What is the most likely diagnosis:
Leber’s hereditary optic neuropathy
Leber’s hereditary optic neuropathy (LHON) typically presents as a unilateral progressive optic neuropathy in young males. Patients often have a history of progressive visual loss in maternal relatives. The classic fundus appearance triad includes hyperemia and elevation of the optic disc, peripapillary telangiectasia, and tortuosity of the medium-sized retinal arterioles.
Uveitis may cause unilateral or bilateral disc edema, but there would be other signs and symptoms of inflammation in the eye, such as pain, photophobia, ciliary flush, anterior chamber cells, vitritis, or macular edema.
Bilateral anterior ischemic optic neuropathy
Bilateral anterior ischemic optic neuropathy would most likely be associated with reduced visual acuity, dyschromatopsia, and a relative afferent pupillary defect in asymmetric cases.
Optic disc edema refers to swelling of the nerve fibre layer at the optic nerve head, and can be caused by a variety of pathologic processes. Papilledema is defined as optic disc swelling secondary to raised intracranial pressure. The differential diagnosis of a swollen optic disc is broad and includes common causes such as papilledema, anterior ischemic optic neuropathy, optic neuritis, and pseudopapilledema. Pseudopapilledema is a broad term that refers to situations where there is an elevated appearance of the optic nerve head without edema of the nerve fibre layer (e.g. optic nerve head drusen). Less common causes of a swollen optic disc include central retinal vein occlusion, neuroretinitis, diabetic papillopathy, uveitis, malignant hypertension, optic perineuritis, intrinsic optic disc tumors, Leber’s hereditary optic neuropathy, and optic nerve infiltration.1 A thorough history, clinical exam, and ancillary testing can help distinguish between these entities.

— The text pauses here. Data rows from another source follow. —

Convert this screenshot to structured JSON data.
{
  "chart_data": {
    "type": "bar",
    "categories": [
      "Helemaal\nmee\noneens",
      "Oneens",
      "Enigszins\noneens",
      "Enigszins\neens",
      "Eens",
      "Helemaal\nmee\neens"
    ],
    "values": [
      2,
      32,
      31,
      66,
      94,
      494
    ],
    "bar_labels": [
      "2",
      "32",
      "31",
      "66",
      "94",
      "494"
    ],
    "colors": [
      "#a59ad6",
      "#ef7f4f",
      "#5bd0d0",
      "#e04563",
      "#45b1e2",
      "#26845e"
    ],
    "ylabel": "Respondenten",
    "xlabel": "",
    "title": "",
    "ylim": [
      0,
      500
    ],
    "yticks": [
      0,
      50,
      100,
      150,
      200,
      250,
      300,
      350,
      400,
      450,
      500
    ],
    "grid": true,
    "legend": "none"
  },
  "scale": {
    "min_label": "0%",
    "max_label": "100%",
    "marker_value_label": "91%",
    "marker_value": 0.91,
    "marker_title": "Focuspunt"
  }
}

The retinal nerve fibres converge at the optic nerve head and travel through the lamina cribosa to form the optic nerve. The lamina cribosa is a circular opening within the posterior sclera that functions as a pressure barrier between the intraocular space and the retrobulbar space. Raised intracranial pressure is transmitted to the optic nerve sheath and results in axoplasmic stasis within the optic nerve. The obstruction of flow of intra-axonal fluids results in edema of the axons and leakage of water, protein and other cellular contents, resulting in an edematous optic nerve head. The axoplasmic stasis and edema can subsequently result in venous obstruction and dilation, nerve fibre ischemia, and vascular telangiectasias.